Nel 2021 l’export dei vini italiani ha superato i 7 miliardi di euro. Quali sono le previsioni per il 2022?

«Ottime. Il 2022 sta andando molto bene l’unico paese con cui abbiamo problemi è, per ovvie ragioni, la Russia, che importa dall’Italia importanti quantità di Moscato». 

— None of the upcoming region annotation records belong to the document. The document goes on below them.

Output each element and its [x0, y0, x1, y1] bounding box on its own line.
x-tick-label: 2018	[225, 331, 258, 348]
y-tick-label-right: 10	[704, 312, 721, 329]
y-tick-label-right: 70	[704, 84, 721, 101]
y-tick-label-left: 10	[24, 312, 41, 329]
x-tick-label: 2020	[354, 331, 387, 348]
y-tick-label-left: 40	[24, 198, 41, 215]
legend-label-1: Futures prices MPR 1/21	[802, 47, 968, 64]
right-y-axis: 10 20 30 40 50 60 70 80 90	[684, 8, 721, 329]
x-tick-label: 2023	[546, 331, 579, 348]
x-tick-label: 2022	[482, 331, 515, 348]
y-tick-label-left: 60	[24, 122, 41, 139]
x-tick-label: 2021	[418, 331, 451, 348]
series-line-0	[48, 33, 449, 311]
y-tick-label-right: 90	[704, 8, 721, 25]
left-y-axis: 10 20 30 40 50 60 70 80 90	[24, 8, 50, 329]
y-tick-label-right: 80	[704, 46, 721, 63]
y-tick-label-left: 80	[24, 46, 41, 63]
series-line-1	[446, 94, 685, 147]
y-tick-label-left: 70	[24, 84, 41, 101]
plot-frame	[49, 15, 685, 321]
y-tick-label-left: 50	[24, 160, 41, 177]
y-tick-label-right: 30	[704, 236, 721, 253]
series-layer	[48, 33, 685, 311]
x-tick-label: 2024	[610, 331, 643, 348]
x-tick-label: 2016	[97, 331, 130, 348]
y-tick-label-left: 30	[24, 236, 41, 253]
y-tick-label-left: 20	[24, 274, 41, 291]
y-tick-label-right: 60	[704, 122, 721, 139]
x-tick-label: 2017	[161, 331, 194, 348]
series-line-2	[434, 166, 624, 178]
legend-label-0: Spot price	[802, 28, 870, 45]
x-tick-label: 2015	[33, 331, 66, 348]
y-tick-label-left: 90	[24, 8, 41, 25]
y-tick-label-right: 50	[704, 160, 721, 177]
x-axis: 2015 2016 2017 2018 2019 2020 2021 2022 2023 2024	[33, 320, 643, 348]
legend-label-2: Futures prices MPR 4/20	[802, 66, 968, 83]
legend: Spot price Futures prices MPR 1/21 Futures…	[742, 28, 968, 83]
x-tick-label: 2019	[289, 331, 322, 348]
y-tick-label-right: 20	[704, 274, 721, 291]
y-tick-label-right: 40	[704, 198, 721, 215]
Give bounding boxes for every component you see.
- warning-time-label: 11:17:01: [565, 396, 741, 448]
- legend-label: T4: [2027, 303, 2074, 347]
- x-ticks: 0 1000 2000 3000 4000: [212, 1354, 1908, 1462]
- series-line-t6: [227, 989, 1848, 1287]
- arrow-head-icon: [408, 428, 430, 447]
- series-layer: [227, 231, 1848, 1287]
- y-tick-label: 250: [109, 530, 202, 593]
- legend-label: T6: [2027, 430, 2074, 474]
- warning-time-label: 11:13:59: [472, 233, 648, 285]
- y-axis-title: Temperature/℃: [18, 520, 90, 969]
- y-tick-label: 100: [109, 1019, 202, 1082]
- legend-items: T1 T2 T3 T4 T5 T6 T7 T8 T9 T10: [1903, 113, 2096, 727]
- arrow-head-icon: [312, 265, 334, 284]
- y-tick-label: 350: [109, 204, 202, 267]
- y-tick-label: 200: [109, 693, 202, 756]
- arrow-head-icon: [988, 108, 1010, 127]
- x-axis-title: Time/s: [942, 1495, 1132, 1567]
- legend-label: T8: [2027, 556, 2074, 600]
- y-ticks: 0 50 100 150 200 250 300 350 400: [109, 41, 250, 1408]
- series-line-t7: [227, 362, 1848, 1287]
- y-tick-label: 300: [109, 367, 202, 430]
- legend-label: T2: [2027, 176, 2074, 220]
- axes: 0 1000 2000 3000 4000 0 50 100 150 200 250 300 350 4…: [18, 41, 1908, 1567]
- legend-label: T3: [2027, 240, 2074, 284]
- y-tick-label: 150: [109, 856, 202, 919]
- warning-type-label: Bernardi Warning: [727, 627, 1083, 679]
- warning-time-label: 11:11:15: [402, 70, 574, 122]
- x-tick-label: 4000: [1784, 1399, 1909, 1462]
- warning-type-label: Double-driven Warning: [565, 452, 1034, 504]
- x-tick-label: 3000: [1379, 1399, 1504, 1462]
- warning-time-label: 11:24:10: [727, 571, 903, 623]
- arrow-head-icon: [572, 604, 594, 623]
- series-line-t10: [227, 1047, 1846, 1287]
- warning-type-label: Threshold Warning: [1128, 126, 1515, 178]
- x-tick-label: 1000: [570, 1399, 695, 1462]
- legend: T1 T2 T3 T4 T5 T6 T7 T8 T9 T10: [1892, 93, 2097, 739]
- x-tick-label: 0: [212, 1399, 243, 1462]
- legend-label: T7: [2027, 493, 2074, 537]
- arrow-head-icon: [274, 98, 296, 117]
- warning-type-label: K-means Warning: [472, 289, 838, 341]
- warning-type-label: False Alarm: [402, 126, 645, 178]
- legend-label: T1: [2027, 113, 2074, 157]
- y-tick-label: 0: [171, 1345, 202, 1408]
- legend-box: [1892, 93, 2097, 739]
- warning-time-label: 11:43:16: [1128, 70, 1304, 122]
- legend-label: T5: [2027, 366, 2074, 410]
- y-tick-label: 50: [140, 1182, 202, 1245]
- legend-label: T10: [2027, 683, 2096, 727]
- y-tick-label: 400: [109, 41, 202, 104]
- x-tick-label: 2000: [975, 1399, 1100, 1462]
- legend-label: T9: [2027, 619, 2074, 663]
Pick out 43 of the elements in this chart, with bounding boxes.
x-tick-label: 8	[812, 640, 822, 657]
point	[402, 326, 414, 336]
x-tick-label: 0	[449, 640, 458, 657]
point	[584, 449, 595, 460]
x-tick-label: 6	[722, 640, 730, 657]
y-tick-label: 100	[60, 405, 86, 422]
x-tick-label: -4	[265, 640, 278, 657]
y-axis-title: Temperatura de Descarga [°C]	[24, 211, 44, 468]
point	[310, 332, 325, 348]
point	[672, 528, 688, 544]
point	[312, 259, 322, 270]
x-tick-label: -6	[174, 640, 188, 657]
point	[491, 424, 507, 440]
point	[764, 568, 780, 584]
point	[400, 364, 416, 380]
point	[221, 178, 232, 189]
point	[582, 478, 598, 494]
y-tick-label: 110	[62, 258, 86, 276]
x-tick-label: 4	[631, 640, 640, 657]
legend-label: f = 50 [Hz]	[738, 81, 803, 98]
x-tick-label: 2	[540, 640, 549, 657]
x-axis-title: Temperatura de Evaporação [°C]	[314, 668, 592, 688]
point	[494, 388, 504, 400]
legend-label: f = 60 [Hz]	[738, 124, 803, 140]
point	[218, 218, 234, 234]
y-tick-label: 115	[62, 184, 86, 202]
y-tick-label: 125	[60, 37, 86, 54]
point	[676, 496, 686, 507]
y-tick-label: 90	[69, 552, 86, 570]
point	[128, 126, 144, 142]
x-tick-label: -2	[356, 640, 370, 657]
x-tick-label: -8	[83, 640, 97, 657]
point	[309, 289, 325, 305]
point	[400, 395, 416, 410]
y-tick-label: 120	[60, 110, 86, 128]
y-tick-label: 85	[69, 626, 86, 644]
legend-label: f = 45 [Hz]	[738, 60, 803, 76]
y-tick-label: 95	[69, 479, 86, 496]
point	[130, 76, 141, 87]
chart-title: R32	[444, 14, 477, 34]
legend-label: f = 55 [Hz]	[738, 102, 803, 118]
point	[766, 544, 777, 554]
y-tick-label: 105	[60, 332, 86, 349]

«In via generale c’è una grande richiesta di vini rossi che oltreconfine sono davvero molto apprezzati. Ma la parte del leone la fa il Prosecco metodo Charmat che continua a fare da traino. La produzione di Prosecco non si arresta e che ha superato le 550 milioni di bottiglie. Una crescita costante».

Quali sono gli effetti della siccità degli ultimi mesi sulla vendemmia in corso?

«La siccità quest’anno ha causato grandi momenti di tensione, ma posso dire che, anche grazie alle piogge delle ultime settimane, non ci sono problemi particolari. Anzi la vite soffre di più in caso di eccesso di acqua che in caso di mancanza».

I vini biologici costituiscono una grande opportunità per il mercato vitivinicolo. Possiamo dire che il vino bio è il futuro?

«Il vino biologico, così come il vino biodinamico cresce a ritmi importanti e suscita parecchia attenzione e interesse. Manca però un chiaro quadro normativo di riferimento, al momento c’è parecchia confusione a livello legislativo».

 Anche ONAV offre l’opzione dei corsi online. Come procede il percorso di digitalizzazione?

«Siamo stati obbligati ad inizio 2020 ad offrire corsi online, abbiamo investito parecchio, con una piattaforma innovativa, inviando a casa le bottiglie per la degustazione e consentendo ai corsisti di poter rivedere la lezione registrata in qualsiasi momento della giornata.

E i risultati non sono tardati ad arrivare, il successo ha superato ogni aspettativa. Il processo di digitalizzazione va avanti, ai corsi in presenza affianchiamo i corsi in modalità online».